Probably, Cherchek and Diaz speculate, immunotherapy with a checkpoint inhibitor would allow such patients to avoid chemotherapy, radiation and surgery.
Diaz began asking companies that make checkpoint inhibitors if they would sponsor a little experience. They refused, saying the process was too risky. He and Chercek wanted to give the medicine to patients who could be cured with standard treatments. What the researchers suggest may allow cancers to grow beyond the point where they can be cured.
“It is very difficult to change the standard of care,” Diaz said. “All the standard care equipment wants to do the operation.
Finally, a small biotech company, Tesaro, agreed to sponsor the study. Tesaro was bought by GlaxoSmithKline and Diaz said he should remind the larger company that they were doing the research – the company’s executives had almost forgotten about the little test.
Their first patient was Sasha Roth, then 38. She first noticed rectal bleeding in 2019, but otherwise felt good – she is a runner and helps run a family furniture store in Bethesda, Maryland.
During sigmoidoscopy, she recalls, her gastroenterologist said, “Oh, no.

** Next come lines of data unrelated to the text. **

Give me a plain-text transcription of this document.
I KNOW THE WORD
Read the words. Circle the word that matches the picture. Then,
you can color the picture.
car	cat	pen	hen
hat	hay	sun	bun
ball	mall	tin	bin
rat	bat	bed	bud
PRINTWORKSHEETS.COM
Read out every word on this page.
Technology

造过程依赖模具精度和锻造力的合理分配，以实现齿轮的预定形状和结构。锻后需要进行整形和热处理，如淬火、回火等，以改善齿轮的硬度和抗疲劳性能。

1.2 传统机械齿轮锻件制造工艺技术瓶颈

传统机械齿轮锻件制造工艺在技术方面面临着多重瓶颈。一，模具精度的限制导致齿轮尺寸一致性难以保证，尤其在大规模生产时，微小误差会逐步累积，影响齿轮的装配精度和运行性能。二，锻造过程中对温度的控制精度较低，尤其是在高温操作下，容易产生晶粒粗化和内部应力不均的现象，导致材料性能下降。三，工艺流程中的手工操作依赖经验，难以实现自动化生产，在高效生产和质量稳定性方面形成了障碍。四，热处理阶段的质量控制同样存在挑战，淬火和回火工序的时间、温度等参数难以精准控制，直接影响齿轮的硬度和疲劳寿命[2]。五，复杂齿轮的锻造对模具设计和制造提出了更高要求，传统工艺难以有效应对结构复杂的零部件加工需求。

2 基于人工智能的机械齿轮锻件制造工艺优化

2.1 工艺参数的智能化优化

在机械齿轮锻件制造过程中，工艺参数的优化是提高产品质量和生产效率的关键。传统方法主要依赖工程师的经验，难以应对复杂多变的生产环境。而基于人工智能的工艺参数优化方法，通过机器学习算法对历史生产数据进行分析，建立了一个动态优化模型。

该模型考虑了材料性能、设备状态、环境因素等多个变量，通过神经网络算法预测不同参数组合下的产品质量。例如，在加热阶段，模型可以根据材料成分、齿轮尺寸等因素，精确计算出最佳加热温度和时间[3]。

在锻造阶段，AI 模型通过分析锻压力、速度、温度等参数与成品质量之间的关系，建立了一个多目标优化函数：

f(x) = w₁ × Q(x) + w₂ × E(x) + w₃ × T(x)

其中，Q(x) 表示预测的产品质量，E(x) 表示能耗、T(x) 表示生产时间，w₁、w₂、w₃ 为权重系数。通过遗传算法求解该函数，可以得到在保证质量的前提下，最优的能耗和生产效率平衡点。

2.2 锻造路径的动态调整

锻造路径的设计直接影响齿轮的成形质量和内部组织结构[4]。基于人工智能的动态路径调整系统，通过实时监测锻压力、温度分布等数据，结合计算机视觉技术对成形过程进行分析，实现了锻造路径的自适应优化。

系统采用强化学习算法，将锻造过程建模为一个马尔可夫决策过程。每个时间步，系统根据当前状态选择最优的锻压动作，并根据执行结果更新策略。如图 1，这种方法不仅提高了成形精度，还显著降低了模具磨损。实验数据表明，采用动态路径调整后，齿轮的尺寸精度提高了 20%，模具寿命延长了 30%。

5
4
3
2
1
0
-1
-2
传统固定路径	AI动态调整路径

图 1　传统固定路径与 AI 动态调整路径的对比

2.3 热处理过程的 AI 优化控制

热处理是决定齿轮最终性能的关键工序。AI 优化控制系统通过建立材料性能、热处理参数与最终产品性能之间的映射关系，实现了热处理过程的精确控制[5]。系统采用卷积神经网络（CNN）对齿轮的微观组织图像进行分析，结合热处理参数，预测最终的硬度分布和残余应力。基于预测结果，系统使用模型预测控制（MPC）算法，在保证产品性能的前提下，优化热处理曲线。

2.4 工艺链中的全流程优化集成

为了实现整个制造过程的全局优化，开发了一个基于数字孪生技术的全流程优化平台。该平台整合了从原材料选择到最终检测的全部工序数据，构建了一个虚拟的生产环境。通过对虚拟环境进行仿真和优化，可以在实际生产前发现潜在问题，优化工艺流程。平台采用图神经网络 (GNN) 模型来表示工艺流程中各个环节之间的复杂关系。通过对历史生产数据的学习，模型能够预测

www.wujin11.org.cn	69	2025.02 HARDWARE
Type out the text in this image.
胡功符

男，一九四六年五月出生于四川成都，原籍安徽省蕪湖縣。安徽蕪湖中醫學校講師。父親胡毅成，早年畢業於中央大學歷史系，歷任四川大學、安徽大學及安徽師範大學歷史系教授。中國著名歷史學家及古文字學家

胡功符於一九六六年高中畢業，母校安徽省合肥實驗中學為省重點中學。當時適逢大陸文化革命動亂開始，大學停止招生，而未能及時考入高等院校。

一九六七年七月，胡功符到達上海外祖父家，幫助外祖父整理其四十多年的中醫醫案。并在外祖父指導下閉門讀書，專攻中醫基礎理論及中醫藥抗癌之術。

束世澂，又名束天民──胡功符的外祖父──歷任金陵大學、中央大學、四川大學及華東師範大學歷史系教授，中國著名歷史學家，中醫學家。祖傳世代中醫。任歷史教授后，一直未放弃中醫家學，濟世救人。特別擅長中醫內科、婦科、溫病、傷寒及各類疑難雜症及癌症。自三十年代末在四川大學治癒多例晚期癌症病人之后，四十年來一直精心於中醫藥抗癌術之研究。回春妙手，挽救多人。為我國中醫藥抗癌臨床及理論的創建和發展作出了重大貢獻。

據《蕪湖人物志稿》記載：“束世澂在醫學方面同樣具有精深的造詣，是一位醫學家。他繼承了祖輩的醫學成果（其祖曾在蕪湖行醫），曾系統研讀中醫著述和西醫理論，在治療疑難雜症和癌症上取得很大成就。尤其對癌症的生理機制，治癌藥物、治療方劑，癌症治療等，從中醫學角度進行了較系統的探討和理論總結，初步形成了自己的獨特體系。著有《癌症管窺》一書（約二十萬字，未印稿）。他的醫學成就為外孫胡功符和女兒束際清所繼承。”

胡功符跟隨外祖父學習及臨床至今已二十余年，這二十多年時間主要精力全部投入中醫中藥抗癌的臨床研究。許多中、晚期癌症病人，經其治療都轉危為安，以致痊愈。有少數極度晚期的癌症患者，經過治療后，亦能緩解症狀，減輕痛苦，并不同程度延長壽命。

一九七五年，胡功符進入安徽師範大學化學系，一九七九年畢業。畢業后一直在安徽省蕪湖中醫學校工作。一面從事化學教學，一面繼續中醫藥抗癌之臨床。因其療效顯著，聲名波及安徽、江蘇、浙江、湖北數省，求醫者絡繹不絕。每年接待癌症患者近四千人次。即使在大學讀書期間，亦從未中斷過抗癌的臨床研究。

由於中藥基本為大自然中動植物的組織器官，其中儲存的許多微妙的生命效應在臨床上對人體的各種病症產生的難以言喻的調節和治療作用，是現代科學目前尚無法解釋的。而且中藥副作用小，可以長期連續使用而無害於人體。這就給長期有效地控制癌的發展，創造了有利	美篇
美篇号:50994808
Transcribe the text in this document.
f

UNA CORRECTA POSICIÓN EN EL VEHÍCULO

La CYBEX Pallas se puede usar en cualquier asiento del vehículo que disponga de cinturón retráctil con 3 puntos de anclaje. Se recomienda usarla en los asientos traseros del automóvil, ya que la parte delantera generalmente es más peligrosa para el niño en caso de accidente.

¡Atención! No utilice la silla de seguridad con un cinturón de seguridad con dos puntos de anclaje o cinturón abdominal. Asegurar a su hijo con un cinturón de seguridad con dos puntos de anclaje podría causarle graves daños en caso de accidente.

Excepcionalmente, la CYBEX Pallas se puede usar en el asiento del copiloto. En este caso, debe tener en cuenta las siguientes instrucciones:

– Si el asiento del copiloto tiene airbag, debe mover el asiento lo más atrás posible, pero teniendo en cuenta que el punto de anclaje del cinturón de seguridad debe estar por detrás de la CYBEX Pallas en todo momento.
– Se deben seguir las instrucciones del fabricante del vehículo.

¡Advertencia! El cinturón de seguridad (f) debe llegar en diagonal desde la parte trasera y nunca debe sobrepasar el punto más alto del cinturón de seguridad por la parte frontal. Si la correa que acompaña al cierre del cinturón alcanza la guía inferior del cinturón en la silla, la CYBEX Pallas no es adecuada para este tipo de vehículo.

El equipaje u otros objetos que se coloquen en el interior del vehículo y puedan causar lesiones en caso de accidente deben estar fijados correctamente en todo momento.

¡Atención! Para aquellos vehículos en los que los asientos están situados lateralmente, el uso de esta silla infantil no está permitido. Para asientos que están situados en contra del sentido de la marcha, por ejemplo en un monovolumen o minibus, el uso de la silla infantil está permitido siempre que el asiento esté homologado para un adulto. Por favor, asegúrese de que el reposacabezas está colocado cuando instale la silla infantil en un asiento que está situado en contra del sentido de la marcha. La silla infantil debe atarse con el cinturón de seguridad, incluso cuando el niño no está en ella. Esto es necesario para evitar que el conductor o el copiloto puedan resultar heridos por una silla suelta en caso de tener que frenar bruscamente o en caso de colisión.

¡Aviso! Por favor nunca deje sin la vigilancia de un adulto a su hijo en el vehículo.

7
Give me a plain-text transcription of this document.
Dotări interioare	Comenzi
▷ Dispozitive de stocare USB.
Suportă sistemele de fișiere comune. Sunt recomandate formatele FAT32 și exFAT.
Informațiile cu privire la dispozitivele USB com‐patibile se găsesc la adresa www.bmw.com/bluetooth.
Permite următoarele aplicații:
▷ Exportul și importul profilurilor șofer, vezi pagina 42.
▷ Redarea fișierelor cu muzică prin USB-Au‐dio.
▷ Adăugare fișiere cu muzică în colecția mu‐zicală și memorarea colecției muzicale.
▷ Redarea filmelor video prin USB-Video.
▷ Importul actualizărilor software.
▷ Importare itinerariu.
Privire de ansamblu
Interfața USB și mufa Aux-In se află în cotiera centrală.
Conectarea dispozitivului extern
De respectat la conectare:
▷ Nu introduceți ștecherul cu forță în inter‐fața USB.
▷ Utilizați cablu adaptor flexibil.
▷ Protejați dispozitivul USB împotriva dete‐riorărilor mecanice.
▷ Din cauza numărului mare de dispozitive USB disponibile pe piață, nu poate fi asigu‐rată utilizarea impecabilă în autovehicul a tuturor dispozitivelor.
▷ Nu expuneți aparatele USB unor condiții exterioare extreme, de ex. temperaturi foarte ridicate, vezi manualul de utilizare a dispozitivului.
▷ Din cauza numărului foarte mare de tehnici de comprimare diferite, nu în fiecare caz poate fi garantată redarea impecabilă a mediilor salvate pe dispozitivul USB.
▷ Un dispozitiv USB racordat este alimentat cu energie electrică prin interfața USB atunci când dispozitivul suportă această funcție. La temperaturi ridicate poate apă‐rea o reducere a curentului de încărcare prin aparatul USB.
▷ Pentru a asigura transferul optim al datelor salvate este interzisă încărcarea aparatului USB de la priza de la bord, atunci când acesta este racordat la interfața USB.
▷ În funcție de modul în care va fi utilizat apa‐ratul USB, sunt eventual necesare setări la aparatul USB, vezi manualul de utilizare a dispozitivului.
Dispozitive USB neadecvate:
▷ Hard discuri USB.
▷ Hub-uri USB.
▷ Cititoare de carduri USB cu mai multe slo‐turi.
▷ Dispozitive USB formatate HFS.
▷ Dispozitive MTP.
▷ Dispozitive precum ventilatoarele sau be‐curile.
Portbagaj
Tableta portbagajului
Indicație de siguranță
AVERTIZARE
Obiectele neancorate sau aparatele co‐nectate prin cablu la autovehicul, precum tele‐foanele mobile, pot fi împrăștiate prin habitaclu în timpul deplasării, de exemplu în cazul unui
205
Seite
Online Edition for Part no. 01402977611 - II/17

I did not expect that!”
The next day the doctor called Roth. He did a biopsy of his tumor. “It’s definitely cancer,” he told her.
“I completely melted,” she said.
She was soon to begin chemotherapy at Georgetown University, but a friend insisted on seeing Dr. Philip Patty at the Sloan Catering Memorial first. Patty told her that he was almost certain that her cancer involved a mutation that made her unlikely to respond well to chemotherapy. However, it turned out that Roth met the conditions for participation in the clinical trial. If she had started chemotherapy, she wouldn’t have.
Without expecting a full response to dostarlimab, Roth plans to move to New York for radiation, chemotherapy and possibly surgery after the test. To maintain her fertility after the expected radiation treatment, she removed her ovaries and placed them back under her ribs.
After the trial, Cherchek told her the news.
“We looked at your scans,” she said. “There is absolutely no cancer.” She did not need additional treatment.
“I told my family,” Roth said. “They didn’t believe me.”
But two years later, she still has no sign of cancer.